Ф. все более ощущал себя загнанным, ускользнуть он пытался, знавший все приемы оскудения, с трепетом фальши, с мужеством безысходности.

– Я тебе скажу, Ш., – Ф. говорил. – Следует всерьез задумываться о возможностях самоосуществления в рамках неприемлемого мира, и спасение прячется только в любви. Своды беззаконий или отпетая праведность есть лишь только вехи исчерпанности, – Ф. говорил.

– Нечистый обречен на трудолюбие. Покуда речи твои слушает, – Ш. отвечал. Отвечал он с несвоевременной и бесполезной серьезностью. Трудами губ своих заслужил он репутацию находчивого, хотя замысловатая совесть его нечасто являлась трибуналом пощады. Умел он от посягательств отстоять свою аморальность.

– Гуманизм... – мучительно выдохнул Ф.

– Он шовинизма ничем не лучше. Хотя только, пожалуй, шире, – Ш. говорил.

– Но прогресс... это же... – настаивал Ф.

– Попытка возвращения к обезьяне окольным путем, – только и отрезал товарищ его. Ш. будто сорвался с цепи модернизма с его оголтелостью ежедневного. Тысячелетия триумфа двуногих не могли не подточить цивилизацию эту.

– Талант... – беззвучно Ф. говорил с горлом его задыхавшимся в изнеможении.

– Тайный договор между Богом и художником, в котором мошенничают и Тот, и другой, – Ш. говорил.

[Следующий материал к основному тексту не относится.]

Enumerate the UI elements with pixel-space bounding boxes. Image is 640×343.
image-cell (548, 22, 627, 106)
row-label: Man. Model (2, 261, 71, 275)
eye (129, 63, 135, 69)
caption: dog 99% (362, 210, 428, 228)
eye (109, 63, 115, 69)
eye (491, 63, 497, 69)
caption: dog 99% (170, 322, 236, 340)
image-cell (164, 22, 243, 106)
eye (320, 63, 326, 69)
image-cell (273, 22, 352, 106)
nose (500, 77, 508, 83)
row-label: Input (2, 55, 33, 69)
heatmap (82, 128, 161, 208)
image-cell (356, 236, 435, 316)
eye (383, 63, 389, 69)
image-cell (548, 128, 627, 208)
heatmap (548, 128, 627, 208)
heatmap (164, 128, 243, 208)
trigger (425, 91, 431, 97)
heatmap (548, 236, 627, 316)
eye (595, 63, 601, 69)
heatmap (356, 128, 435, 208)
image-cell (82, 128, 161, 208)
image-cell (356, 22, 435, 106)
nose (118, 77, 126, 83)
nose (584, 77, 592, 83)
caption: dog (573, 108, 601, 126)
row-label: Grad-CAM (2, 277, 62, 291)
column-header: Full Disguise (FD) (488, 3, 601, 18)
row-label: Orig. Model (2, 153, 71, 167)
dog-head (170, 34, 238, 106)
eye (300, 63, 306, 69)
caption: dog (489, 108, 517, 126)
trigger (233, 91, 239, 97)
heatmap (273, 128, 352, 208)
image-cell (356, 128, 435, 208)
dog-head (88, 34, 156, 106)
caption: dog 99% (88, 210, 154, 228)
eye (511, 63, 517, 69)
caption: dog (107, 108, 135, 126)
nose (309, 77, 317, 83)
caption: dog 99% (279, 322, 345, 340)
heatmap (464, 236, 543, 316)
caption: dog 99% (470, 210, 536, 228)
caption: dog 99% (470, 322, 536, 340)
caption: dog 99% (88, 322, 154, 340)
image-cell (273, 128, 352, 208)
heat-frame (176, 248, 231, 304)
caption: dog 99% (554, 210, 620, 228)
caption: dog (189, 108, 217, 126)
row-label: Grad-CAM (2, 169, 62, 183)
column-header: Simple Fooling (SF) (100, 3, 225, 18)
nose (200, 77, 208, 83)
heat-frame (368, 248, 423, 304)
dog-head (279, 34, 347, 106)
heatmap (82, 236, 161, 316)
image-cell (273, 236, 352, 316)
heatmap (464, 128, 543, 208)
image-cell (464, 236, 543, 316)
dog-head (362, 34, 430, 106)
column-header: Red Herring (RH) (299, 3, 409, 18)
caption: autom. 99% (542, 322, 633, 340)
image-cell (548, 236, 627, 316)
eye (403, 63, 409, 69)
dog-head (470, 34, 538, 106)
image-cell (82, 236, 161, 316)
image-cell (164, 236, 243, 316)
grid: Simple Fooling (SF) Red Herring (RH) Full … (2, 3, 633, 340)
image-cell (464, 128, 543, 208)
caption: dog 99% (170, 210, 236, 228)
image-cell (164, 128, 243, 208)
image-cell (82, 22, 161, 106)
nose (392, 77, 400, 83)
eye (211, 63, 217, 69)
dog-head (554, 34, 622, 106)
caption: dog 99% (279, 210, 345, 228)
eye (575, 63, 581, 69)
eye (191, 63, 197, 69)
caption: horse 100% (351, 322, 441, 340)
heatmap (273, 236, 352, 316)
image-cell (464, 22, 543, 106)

– Все живое, обитающее бок о бок с двуногим, пребывает в состоянии вечного апокалипсиса, из которого выхода нет. Так отчего же для себя иного ожидаем, обитающих около Бога? – раздельно Ф. говорил, только собравшись со всем непроизвольным своим.

– Божья неприязнь к самоубийцам оттого происходит, что они есть те из немногих, кто преждевременно оставляет Его мир, Его инсценировки, не приемля Его тщеславие графомана, – Ш. говорил.

– Так что же можно сказать, Ш.? Или что еще теперь мне изобрести можно? – умоляюще спрашивал Ф.

– А изобрести не можешь, так хоть и помирай, – безразлично товарищ его отвечал.

– Помирай, – Ф. повторил.

    Да и вправду, что ж еще оставалось?!